Bragdon was also a pioneer in multimedia theatrical production. He staged eight Festivals of Song and Light, each of which featured a large orchestra and chorus leading the audience in song while incandescent lights shone through colored geometric filters, creating a stained glass effect. These outdoor community events typified progressive attempts to reform the social order by integrating a fragmented urban culture into a democratic society based on brotherhood. In 1923, he closed his Rochester architectural practice to embrace a second career as a theatrical designer in New York City. He developed a "mobile-color" machine, the Luxorgan, to control lighting with a musical keyboard. He also created abstract film animations set to music in an exploration of "the play of imagery upon the veil of maya."
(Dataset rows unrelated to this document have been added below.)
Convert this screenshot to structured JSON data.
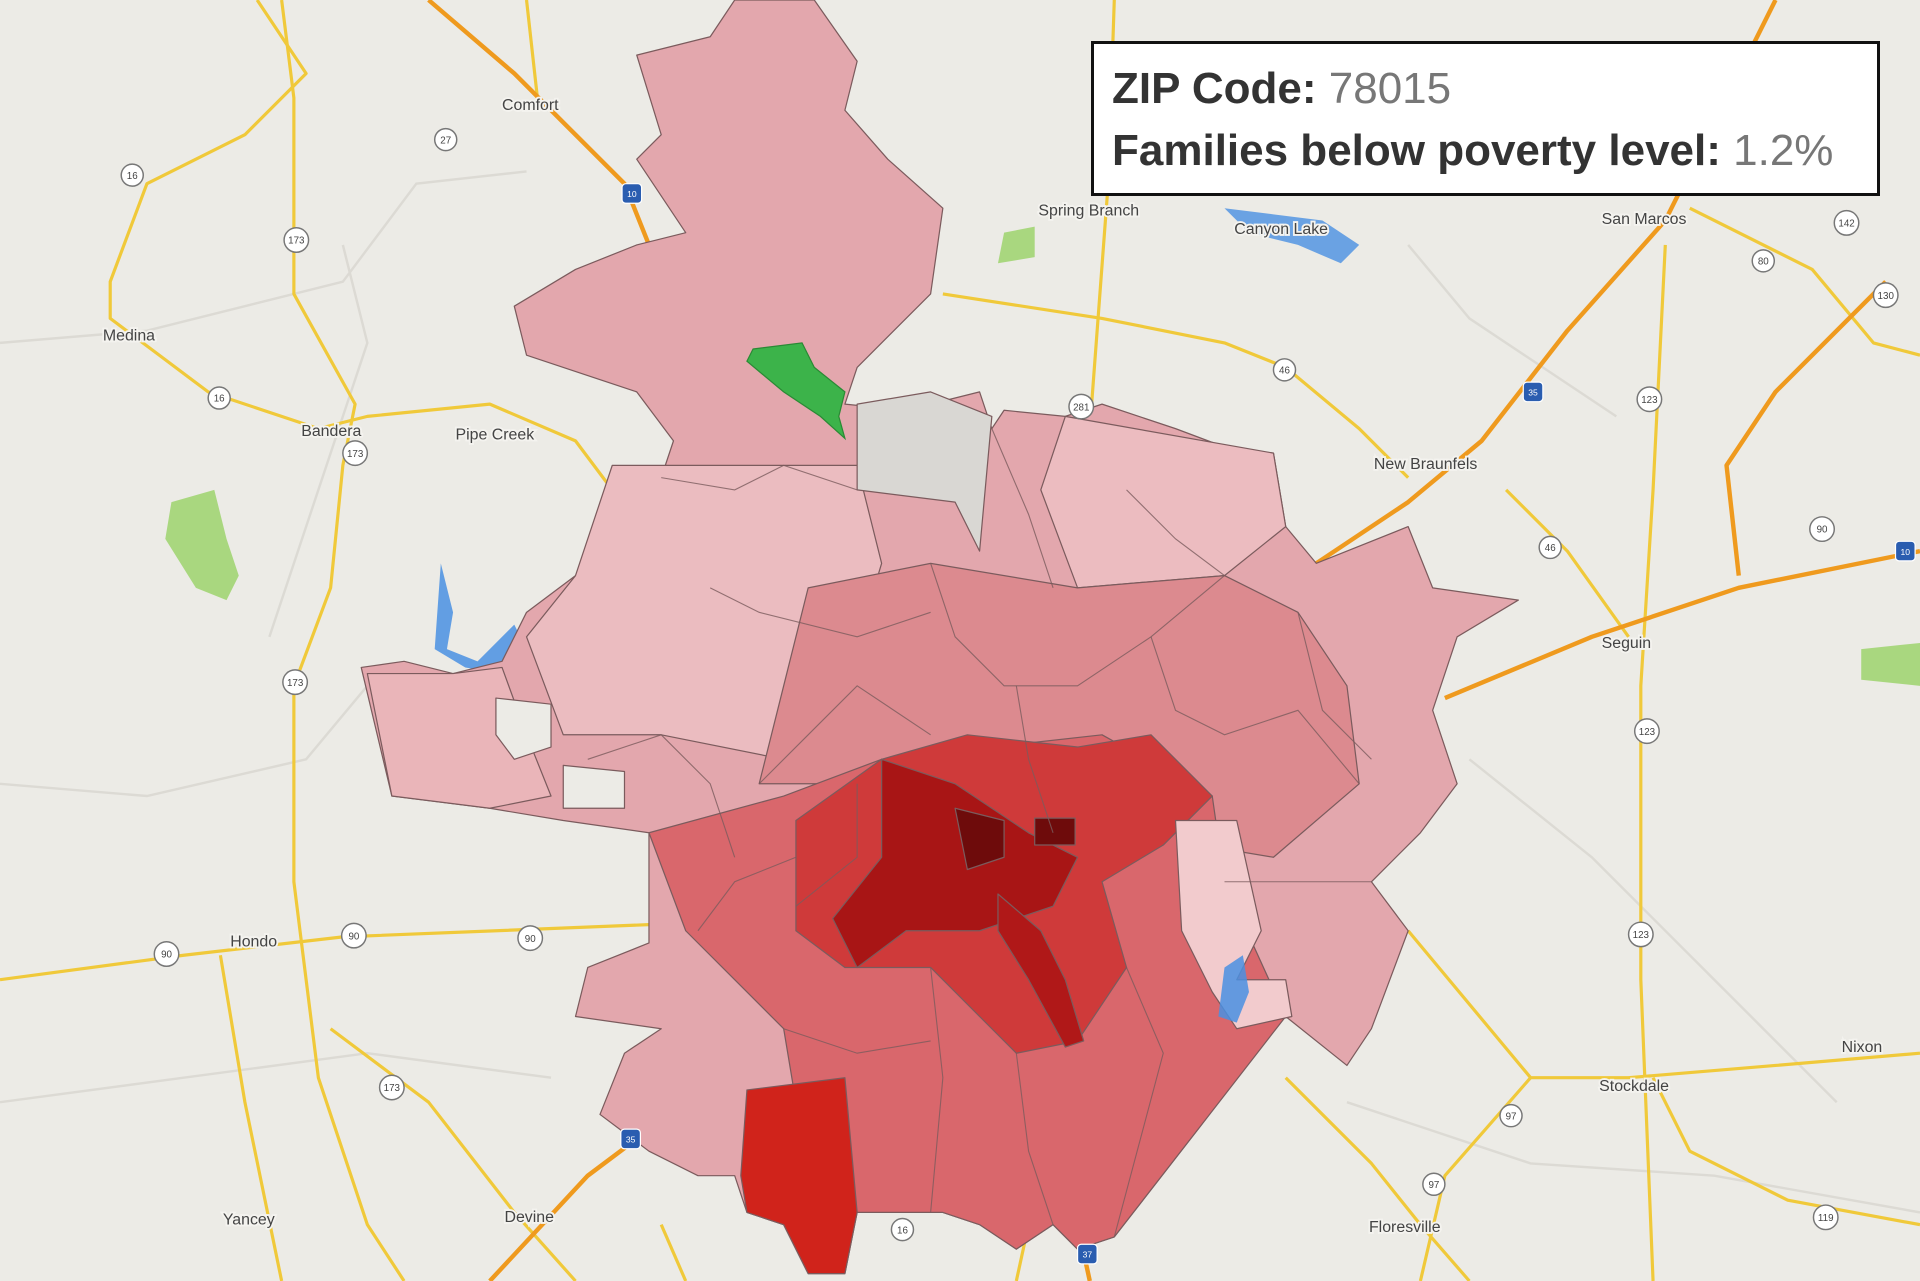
{
  "tooltip": {
    "zip_label": "ZIP Code:",
    "zip_value": "78015",
    "metric_label": "Families below poverty level:",
    "metric_value": "1.2%"
  },
  "colors": {
    "background": "#ecebe6",
    "highlight_zip": "#3cb34a",
    "no_data": "#d9d7d3",
    "scale_light": "#f2cbcd",
    "scale_dark": "#6e0b0b",
    "interstate": "#ef9a1e",
    "highway": "#f0c93a",
    "water": "#4a90e2"
  },
  "towns": {
    "comfort": "Comfort",
    "medina": "Medina",
    "bandera": "Bandera",
    "pipe_creek": "Pipe Creek",
    "spring_branch": "Spring Branch",
    "canyon_lake": "Canyon Lake",
    "san_marcos": "San Marcos",
    "new_braunfels": "New Braunfels",
    "seguin": "Seguin",
    "hondo": "Hondo",
    "stockdale": "Stockdale",
    "nixon": "Nixon",
    "floresville": "Floresville",
    "devine": "Devine",
    "yancey": "Yancey"
  },
  "shields": {
    "r16a": "16",
    "r16b": "16",
    "r173a": "173",
    "r173b": "173",
    "r173c": "173",
    "r173d": "173",
    "r27": "27",
    "r281": "281",
    "r46a": "46",
    "r46b": "46",
    "r90a": "90",
    "r90b": "90",
    "r90c": "90",
    "r90d": "90",
    "r123a": "123",
    "r123b": "123",
    "r123c": "123",
    "r80": "80",
    "r142": "142",
    "r130": "130",
    "r97a": "97",
    "r97b": "97",
    "r16c": "16",
    "r119": "119",
    "i10a": "10",
    "i35a": "35",
    "i35b": "35",
    "i37": "37",
    "i10b": "10"
  }
}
Within the Theosophical Society, Bragdon was respected and influential. L. W. Rogers, president of the American Theosophical Society (as it was known at the time), approached Bragdon in 1925 to design a new national headquarters building in Wheaton. Bragdon declined the commission because he had moved away from architecture as a profession and instead recommended his friend, Chicago architect Irving Kane Pond. When Rogers and the board of directors deadlocked over the final design, they asked Bragdon to cast a deciding vote, which favored the asymmetrical rendition that ultimately became the L. W. Rogers building. (Pond wrote about Bragdon in his fascinating book The Autobiography of Irving K. Pond: The Sons of Mary and Elihu, edited by David Swan and Terry Tatum [Oak Park, Ill.: Hyoogen Press, 2009].) In 1940, he further put his personal imprint on the headquarters by designing the distinctive entrance arch. The piers that support the wrought-iron arch are topped with Platonic solids, a tetrahedron and a dodecahedron.

Bragdon was an excellent speaker and writer, and his books are well worth reading. He and his sister May founded the Manas Press to publish Theosophical books and pamphlets. With Nicholas Bessaraboff, he did a hugely successful translation of P. D. Ouspensky's Tertium Organum. He also influenced Alfred Stieglitz, Ana's Nin, Henry Miller, Lewis Mumford, Norman Bel Geddes, and particularly R. Buckminster Fuller.

In addition to his portrait of Bragdon, Massey provides a lucid history of n-dimensional mathematics and hyperspace philosophy, including the contributions of G. F. B. Riemann, Charles Howard Hinton, Henri Poincar, Annie Besant, C. W. Leadbeater, and others. He gives equal attention to the communitarian movement, stagecraft, city planning, Theosophy, and ornamentation. For readers interested in subjects ranging from architecture, graphic arts, and mysticism to community singing and tesseracts, this exploration of Bragdon's life and art offers riches.

Janet Kerschner

The reviewer is archivist for the TS national headquarters at Olcott. She is preparing documentation to nominate the Rogers building for the National Register of Historic Places.